In turn, combined with the workforce shortage catastrophe across the entire health care continuum, this accounts for just over half of negative operating margins the state's hospitals and health systems are reporting for 2022 (according to the Minnesota Hospital Association).
But for those of us in the post-acute space of the health care continuum, this has been the unfortunate reality for many organizations for many, many years. This is especially true for entities that primarily or exclusively serve low-income individuals with disabilities and/or seniors on Medicaid and have zero control over the rates we are reimbursed for the complex, critical and person-centered care we provide 24/7/365 to patients wherever they call home.
We have been stuck for quite some time in the kind of nightmare where you attempt to scream for help but no sound escapes your mouth (or least no one hears it). Interestingly, though, it wasn't until the financial bottom lines of our acute care "partners" dipped slightly into the red that the general public, legislators and others started to take notice.
The Star Tribune Editorial Board "strongly recommends a targeted, temporary $50 million state grant program to offset hospital costs from delayed discharges." The question is: Why?
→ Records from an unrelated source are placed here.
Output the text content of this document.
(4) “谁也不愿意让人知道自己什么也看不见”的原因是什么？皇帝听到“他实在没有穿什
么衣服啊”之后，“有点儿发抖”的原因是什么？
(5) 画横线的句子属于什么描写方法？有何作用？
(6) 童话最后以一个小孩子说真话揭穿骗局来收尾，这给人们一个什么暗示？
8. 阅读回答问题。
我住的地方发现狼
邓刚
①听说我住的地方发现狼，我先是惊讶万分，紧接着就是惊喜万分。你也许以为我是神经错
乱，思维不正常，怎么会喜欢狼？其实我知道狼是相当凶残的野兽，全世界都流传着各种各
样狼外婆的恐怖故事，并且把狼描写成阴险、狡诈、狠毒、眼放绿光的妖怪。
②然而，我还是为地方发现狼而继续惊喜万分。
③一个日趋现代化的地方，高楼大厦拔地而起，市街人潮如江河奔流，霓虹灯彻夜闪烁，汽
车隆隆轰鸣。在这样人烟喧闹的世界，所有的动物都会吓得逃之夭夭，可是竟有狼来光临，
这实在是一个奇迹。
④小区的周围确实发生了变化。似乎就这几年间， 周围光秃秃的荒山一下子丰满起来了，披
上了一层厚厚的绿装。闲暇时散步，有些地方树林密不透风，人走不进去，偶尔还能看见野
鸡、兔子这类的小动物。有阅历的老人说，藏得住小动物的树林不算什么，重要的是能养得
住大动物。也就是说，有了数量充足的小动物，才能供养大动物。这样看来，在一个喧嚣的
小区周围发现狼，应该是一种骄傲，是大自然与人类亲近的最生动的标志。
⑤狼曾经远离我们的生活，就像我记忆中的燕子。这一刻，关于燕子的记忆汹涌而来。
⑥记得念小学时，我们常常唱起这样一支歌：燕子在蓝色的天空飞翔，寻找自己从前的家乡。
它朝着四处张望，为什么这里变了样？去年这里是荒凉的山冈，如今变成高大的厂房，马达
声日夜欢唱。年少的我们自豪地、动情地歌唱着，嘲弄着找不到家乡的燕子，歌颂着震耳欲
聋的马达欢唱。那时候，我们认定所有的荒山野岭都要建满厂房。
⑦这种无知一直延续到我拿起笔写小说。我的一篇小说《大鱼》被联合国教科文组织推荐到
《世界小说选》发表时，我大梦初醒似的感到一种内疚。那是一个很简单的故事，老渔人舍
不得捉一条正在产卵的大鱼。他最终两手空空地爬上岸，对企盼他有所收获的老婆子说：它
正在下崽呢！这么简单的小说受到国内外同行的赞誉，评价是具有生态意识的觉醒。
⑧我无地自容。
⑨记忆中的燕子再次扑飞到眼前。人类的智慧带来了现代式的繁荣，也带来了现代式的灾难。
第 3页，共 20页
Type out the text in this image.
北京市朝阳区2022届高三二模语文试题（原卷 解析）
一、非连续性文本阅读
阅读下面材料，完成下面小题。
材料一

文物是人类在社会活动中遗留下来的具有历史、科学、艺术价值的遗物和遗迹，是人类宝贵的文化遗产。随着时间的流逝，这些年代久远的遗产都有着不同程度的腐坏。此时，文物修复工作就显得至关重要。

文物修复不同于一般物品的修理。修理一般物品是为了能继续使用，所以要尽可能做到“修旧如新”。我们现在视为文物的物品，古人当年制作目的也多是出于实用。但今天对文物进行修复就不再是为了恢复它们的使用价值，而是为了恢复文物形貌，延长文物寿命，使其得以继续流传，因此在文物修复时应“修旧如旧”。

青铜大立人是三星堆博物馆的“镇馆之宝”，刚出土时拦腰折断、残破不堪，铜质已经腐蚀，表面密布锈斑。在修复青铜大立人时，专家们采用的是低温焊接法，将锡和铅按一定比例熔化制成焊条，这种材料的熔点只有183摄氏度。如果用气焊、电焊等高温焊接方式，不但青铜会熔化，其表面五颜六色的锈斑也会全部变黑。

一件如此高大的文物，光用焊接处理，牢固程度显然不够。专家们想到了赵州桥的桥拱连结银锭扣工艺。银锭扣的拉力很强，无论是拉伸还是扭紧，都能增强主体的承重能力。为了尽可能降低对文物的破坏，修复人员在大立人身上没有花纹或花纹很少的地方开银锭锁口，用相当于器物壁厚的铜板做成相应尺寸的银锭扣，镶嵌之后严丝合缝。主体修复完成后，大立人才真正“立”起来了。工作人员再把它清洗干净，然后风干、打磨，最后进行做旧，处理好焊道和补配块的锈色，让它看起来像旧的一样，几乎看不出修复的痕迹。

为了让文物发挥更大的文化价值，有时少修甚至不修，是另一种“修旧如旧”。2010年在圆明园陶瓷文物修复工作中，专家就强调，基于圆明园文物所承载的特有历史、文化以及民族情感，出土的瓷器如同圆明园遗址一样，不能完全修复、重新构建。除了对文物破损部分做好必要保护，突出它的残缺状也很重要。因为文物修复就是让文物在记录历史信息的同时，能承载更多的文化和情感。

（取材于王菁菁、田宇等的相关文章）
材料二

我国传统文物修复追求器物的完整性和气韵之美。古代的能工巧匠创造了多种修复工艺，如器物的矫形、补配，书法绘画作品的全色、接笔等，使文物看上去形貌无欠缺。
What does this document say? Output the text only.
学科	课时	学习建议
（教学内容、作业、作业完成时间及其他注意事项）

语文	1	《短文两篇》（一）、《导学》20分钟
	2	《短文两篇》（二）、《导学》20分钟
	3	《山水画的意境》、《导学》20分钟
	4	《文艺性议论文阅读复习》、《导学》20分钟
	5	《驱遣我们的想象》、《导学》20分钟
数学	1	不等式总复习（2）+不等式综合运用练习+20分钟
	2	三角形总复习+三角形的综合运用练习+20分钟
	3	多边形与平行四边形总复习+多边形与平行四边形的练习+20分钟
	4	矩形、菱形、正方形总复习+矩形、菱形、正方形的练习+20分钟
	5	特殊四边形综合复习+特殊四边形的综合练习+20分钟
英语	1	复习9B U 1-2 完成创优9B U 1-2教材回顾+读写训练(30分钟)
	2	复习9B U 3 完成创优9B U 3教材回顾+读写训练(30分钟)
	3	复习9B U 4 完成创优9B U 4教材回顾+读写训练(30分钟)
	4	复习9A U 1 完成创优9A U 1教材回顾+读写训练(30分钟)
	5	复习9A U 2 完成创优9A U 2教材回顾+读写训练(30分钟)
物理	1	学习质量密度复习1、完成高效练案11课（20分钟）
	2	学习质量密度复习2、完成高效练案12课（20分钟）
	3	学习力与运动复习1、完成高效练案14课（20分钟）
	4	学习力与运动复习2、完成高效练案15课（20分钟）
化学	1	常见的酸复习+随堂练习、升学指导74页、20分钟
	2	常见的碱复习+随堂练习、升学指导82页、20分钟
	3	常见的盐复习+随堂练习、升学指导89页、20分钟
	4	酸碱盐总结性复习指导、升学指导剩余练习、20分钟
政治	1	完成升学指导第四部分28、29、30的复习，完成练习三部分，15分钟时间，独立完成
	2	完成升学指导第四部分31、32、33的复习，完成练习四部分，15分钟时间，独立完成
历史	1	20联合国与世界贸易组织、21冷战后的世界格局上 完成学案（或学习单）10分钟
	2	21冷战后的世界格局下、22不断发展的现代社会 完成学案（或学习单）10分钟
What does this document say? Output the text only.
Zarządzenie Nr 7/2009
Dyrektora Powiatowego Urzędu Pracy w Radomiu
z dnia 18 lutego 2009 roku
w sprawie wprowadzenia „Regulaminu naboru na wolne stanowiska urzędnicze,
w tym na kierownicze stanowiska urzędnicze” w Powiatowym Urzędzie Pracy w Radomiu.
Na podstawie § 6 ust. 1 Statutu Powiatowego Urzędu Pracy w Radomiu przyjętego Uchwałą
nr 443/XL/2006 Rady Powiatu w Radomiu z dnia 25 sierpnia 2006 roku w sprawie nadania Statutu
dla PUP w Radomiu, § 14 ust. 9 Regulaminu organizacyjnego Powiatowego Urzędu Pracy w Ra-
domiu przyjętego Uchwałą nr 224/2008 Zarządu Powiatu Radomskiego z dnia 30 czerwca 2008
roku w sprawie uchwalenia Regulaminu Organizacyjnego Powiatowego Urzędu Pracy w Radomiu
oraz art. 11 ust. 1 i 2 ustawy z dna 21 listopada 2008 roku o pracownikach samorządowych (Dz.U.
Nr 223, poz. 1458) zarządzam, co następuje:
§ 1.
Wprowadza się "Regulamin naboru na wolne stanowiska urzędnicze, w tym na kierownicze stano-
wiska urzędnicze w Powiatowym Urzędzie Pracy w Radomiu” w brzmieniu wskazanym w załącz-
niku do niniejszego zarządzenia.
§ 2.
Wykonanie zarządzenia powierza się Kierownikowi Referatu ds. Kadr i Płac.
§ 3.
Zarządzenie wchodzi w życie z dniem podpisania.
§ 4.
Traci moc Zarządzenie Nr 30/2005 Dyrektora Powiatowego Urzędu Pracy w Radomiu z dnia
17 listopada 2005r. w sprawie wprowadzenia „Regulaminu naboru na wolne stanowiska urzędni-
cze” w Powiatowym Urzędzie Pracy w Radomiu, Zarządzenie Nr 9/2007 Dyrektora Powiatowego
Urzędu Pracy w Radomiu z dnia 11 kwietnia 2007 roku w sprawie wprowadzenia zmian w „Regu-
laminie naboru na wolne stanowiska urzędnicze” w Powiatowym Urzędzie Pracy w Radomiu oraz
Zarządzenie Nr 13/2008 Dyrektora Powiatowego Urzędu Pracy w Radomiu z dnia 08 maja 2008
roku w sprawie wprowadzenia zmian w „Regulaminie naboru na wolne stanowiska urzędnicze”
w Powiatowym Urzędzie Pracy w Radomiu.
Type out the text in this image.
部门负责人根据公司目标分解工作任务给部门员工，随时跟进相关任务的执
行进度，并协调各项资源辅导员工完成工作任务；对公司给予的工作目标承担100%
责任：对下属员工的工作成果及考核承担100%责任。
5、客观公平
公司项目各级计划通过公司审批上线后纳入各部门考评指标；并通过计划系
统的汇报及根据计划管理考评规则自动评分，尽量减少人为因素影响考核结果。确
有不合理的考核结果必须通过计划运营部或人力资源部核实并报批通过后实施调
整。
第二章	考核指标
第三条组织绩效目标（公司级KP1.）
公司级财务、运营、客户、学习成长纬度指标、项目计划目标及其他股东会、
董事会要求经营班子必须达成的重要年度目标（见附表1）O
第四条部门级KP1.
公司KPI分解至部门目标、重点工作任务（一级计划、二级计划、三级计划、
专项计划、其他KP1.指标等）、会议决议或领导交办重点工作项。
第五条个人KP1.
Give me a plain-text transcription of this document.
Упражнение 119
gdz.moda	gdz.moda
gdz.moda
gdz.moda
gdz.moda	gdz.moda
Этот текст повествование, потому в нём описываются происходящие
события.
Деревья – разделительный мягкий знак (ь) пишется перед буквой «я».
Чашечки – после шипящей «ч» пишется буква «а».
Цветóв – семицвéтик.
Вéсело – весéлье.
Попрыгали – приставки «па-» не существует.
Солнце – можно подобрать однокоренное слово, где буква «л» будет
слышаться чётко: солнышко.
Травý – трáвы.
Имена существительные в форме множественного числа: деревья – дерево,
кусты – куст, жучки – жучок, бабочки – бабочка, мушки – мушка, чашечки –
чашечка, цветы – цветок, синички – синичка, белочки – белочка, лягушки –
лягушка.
What will this solve, short- or long-term?
The hospitals and health systems this grant program purportedly aims to prop up are the same organizations and businesses that have consistently reported growing profit margins year after year, that receive state and federal reimbursement for the far-too-often reactive model of costly "sick care," and have been causing havoc among the post-acute workforce for years by poaching staff, including nurses, by offering wages higher than those of us who depend exclusively on the Legislature's set reimbursement rates can compete with.
Fortunately, this session several legislators and state agency staff actually seem interested in solving the downstream issues that caused a reported 14,000-plus unbillable hospital days in one week in Minnesota hospitals due to individuals not having a safe place to discharge to — or the 11,000 denials to folks who were unsuccessfully trying to move into an assisted living/skilled nursing facility in one month this past fall due to the extreme workforce shortage.
It certainly is not, in my opinion, the troubles of the "heads in beds" antiquated sick-care system, or the single-digit negative operating margins of some of the largest businesses in our state that are the most alarming problems in our health care continuum. Distracted by the hospitals' reimbursement and financial challenges, the Editorial Board hinted at what the real issue just might be: the strained and at-capacity post-acute organizations like disability service providers, home care agencies, assisted livings, etc.
These entities have been collapsing for years or barely holding on. Now more than ever I hope some real and meaningful action is taken before we all witness the complete unraveling of the health care continuum in Minnesota.
Josh Berg is a member of the City Council of Elko New Market, Minn., director of Minnesota services at Accessible Space, Inc., a supportive housing nonprofit based in St. Paul and previously director of growth at Lifespark senior care services.